Giancarlo returned the greeting, holding the handshake until he sensed beyond the host’s words his host’s will as the muscles then began to relinquish their grip.
“Honoured to meet you, President. Truly honoured.”
***
Time had passed. Outside, through the tinted windows of the suite it was beginning to get dark. To one side there was Vesuvius, a sleeping colossus, and then the broad, majestic sweep of the Bay of Naples. Small boats traversed it. A few white crests had formed here and there while the island of Capri was a calm, supine, sleeping woman’s profile. “Take some time to think it over,” they had said as they broke for refreshments. “We have time, for now.” Giancarlo knew what time was and what it meant. They had cornered him with an offer promising a quantum leap as far as the plans for his own personal enrichment were concerned. It would project him to the next level and even beyond. But for all their repeated assurances, it was an affair which he wouldn’t be in control of. Yes, he would oversee. That went without saying. He alone would give the authorization to use “the channels”, the delivery would depend on him, his men, his trusted intermediaries. But he knew he was a link in the chain and not the blacksmith beatin
g it upon the anvil. And he knew that the hand holding the hammer could sometimes stop or be stayed mid-strike and that sometimes it could slip.

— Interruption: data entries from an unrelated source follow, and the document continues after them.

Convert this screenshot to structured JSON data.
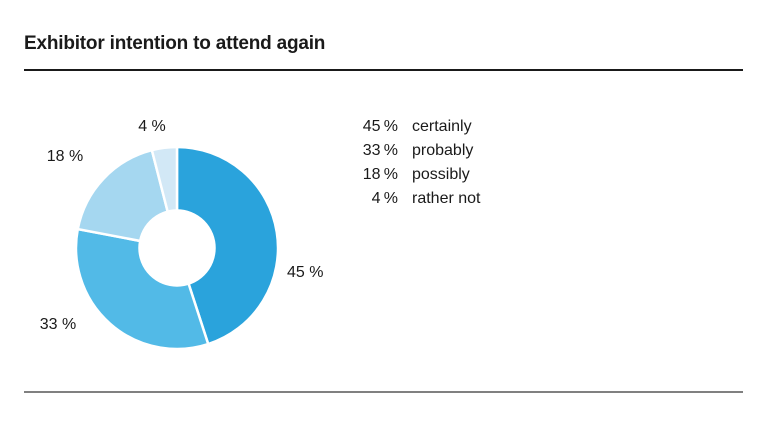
{
  "page": {
    "title": "Exhibitor intention to attend again"
  },
  "chart_data": {
    "type": "pie",
    "subtype": "donut",
    "title": "Exhibitor intention to attend again",
    "categories": [
      "certainly",
      "probably",
      "possibly",
      "rather not"
    ],
    "values": [
      45,
      33,
      18,
      4
    ],
    "unit": "%",
    "start_angle_deg": 0,
    "direction": "clockwise",
    "donut_hole_ratio": 0.37,
    "legend_position": "right",
    "gap_color": "#ffffff",
    "segments": [
      {
        "label": "certainly",
        "value": 45,
        "value_text": "45 %",
        "legend_value_text": "45 %",
        "color": "#2AA3DC"
      },
      {
        "label": "probably",
        "value": 33,
        "value_text": "33 %",
        "legend_value_text": "33 %",
        "color": "#52BAE7"
      },
      {
        "label": "possibly",
        "value": 18,
        "value_text": "18 %",
        "legend_value_text": "18 %",
        "color": "#A5D7F0"
      },
      {
        "label": "rather not",
        "value": 4,
        "value_text": "4 %",
        "legend_value_text": "4 %",
        "color": "#D2E8F6"
      }
    ]
  }
}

Giancarlo splashed his face with cold water from the pristine taps and took a soft hand towel from the neat pile next to it. For a second, he felt like he was in the tiny cabin of the first marine-blue boat he had taken out on that sea. It was an honest, simple wooden boat. It required love and attention, devotion, to make it seaworthy. And it had been his. A boom of laughter came from beyond the wall. Then just as quickly as it had come to him, the image of the boat vanished from his mind. There was work to be done. An agreement had in principle been reached but now he found himself at a crossroads.

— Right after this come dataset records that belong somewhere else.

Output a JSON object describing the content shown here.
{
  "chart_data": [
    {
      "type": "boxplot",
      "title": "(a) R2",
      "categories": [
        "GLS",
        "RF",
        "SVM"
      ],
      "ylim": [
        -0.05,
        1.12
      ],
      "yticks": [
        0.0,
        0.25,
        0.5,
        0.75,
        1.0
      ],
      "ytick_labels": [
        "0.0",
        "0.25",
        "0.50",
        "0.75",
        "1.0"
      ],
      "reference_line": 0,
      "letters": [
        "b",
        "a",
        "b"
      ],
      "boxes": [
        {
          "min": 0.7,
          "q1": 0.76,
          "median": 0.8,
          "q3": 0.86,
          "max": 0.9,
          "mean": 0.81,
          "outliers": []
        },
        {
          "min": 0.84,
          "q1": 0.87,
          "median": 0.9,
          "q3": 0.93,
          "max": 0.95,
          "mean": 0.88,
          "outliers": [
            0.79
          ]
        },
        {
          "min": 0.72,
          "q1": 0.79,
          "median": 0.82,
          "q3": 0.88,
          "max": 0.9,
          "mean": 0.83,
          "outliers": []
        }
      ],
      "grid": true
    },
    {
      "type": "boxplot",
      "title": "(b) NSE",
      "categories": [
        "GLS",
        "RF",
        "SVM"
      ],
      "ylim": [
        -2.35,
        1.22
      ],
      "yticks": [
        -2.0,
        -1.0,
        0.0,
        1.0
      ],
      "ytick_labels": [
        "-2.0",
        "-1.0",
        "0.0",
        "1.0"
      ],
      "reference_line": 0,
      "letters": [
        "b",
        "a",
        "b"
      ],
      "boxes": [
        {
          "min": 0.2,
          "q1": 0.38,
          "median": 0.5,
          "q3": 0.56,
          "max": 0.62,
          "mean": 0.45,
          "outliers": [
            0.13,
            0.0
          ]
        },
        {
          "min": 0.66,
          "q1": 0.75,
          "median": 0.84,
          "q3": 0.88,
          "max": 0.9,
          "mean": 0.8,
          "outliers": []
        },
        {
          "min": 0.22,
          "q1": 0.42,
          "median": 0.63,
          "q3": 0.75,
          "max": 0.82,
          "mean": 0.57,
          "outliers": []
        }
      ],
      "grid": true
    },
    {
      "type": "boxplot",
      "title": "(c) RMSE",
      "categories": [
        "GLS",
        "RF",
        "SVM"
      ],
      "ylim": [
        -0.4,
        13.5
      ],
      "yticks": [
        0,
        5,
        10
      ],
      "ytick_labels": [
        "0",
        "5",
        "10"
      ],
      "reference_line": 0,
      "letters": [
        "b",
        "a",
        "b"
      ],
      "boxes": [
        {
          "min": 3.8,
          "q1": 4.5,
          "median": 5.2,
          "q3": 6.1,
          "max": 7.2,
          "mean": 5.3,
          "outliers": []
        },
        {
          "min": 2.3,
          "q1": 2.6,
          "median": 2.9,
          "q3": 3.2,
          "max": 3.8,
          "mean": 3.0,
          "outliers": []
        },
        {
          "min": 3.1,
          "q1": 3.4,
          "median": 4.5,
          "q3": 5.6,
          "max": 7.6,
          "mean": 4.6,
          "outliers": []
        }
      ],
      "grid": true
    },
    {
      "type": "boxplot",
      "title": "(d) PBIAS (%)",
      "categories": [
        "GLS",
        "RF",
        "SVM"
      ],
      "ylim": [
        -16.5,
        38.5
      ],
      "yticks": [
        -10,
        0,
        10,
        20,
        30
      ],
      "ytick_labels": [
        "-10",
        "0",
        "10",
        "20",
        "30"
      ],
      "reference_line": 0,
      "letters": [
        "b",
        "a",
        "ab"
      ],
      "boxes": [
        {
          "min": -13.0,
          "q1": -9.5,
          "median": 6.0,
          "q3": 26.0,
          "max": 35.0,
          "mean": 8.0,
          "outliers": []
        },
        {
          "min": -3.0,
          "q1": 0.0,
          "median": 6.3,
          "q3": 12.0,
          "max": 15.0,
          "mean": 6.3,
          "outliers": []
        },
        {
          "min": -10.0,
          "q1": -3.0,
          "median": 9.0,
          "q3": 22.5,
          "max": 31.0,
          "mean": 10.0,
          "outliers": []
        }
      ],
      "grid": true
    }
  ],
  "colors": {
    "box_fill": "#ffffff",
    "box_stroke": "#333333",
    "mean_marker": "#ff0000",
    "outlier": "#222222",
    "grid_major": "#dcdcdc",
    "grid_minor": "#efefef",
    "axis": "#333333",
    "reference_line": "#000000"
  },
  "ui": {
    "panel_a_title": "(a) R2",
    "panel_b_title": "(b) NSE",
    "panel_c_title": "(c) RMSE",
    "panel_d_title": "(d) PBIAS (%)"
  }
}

He strode back into the lounge and took up his position again. The main negotiator sat across from him as the President conversed with his retinue in a huddle, oblivious, it seemed, but very much involved.

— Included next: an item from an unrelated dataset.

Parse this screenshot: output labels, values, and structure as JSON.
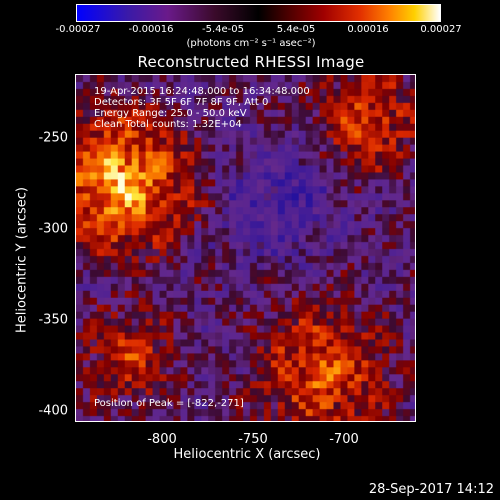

“This was not mentioned in the preliminaries,” said Giancarlo turning back to face the official reclining now in an armchair, his tie gone, the top two buttons of his shirt undone.
“This is true,” his interlocutor replied, “but it is merely a question of safe passage. Guaranteeing the safe passage of this certain number of units can bring you, personally, a conspicuous reward. Look, let me show you the kind of numbers we are talking here.”
The figures were dizzying. It would be like turning the poisoned water of the bay into fine wine.
“And everything is already in place, Dottor Mondo. The wheels are ready to turn tomorrow, if needs be. Just as soon as you make the necessary calls. You know, in this business, there is a quick turnaround. Prior planning is detailed, meticulous, down to the very last detail and we have our men working on this day and night. They and we identify a route. We are always one or, if all goes well, two steps ahead of our pursuers, shall we say.”